The question has bearing not only on the administration’s overall strategy regarding Libya and the Middle East, but on national security as well. It has the added benefit of satisfying Carney’s desire to ”move on” from questions about Rice.
The urgency of securing Libyan weaponry after the president’s campaign to depose Qaddafi was plain from the outset. Shortly after the dictator was deposed, scores of al-Qaeda and Islamist flags were raised throughout Benghazi, including the rebel headquarters in that city. According to rebel leader Abdel-Hakim al-Hasidi, a significant number of Libyan rebels were al-Qaeda fighters, many of whom had fought U.S. troops in Iraq and Afghanistan. That would have alerted even a casual observer to the possibility that Qaddafi’s massive weapons stockpiles might end up in the hands of some bad actors. It would have also counseled such observer to do everything possible to secure those stockpiles. Securing such stockpiles might even be more imperative than leading from behind.
Soon afterwards, however, a U.N. envoy reported that Libyan weapons depots were left unguarded after Qaddafi’s overthrow. Since “leading from behind” meant a light or non-existent American footprint in Libya, securing Libya’s vast munitions stockpiles was left in large part to the rebels — that is, the same folks who couldn’t wait to raise the aforementioned flags.

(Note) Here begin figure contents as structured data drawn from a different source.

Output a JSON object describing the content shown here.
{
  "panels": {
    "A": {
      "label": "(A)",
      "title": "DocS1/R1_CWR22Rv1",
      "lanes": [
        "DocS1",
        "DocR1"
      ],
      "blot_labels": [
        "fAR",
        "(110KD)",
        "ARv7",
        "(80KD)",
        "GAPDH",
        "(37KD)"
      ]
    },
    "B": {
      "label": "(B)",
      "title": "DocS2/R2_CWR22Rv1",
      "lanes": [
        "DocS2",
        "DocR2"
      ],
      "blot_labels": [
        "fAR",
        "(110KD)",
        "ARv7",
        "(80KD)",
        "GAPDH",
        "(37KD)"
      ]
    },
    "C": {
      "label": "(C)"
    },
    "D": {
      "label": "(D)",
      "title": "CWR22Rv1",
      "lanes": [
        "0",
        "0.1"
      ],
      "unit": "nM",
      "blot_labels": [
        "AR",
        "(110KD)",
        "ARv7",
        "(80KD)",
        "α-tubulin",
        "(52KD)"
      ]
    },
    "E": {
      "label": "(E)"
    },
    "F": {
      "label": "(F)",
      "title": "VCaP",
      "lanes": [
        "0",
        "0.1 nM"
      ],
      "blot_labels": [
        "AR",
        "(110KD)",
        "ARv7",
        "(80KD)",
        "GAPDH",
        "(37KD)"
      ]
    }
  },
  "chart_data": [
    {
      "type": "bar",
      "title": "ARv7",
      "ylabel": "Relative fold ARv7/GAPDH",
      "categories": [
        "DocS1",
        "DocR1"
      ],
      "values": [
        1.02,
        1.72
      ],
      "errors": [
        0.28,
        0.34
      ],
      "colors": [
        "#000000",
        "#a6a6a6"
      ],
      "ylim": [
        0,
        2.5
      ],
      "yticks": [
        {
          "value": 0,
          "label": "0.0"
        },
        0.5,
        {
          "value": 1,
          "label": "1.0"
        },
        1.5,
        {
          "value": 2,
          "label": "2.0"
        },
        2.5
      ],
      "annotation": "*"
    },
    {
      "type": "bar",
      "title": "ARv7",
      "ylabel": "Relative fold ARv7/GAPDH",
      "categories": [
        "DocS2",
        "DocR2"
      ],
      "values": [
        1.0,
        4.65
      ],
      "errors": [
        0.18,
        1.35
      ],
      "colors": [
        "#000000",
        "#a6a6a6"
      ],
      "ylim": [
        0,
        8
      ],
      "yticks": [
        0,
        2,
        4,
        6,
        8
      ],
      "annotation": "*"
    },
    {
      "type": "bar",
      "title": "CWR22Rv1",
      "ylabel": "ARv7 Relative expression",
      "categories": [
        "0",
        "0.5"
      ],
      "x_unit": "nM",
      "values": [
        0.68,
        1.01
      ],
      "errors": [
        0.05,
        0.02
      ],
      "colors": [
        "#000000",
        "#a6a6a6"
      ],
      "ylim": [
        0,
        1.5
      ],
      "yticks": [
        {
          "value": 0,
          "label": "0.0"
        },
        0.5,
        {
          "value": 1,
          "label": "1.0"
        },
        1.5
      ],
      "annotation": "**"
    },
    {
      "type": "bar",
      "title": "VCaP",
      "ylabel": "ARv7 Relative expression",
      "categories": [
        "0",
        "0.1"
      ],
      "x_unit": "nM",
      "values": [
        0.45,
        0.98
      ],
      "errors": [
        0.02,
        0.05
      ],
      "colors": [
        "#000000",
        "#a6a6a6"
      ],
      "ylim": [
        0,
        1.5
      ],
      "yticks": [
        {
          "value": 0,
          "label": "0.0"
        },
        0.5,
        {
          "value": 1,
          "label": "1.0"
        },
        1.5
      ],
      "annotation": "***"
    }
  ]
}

The weapons depots contained, among other things, chemical and radiological material, including an estimated 7,000 drums of uranium. At the time, assistant secretary of state Andrew Shapiro stated that terrorist groups were interested in obtaining Libyan anti-aircraft missiles which “could pose a threat to civil aviation.” Furthermore, the Washington Post’s David Ignatius reported last May that former CIA officers, apoplectic about the missing weapons, stated that the missiles included Russian-made SA-7 and SA-24 missiles.
Forbes reported last year that the administration dispatched a State Department employee and five private contractors to track down the 20,000 missiles. When pressed on this meager response, the White House promised to deploy more personnel.
Unsurprisingly, an indeterminate number of missiles remain unsecured. A week after the attacks on the U.S. facilities in Benghazi, the Post reported that looters acquired some of the missiles when they overran a militia compound in Benghazi.
Just one shoulder-fired anti-aircraft missile in the wrong hands can ruin your whole day. Someone may want to grant Carney’s wish to put questions about Rice on hold (but only for a moment) and ask him how many missiles are unaccounted for and what the administration is doing to lock them down. The same question should be asked about the whereabouts of the drums of chemical and radiological material.
This is just one of the reasons it’s not time to “move on” from questions about Benghazi . If the administration couldn’t competently handle security at our diplomatic facilities in Libya, it raises legitimate questions about its competency in securing the Libyan missiles as well.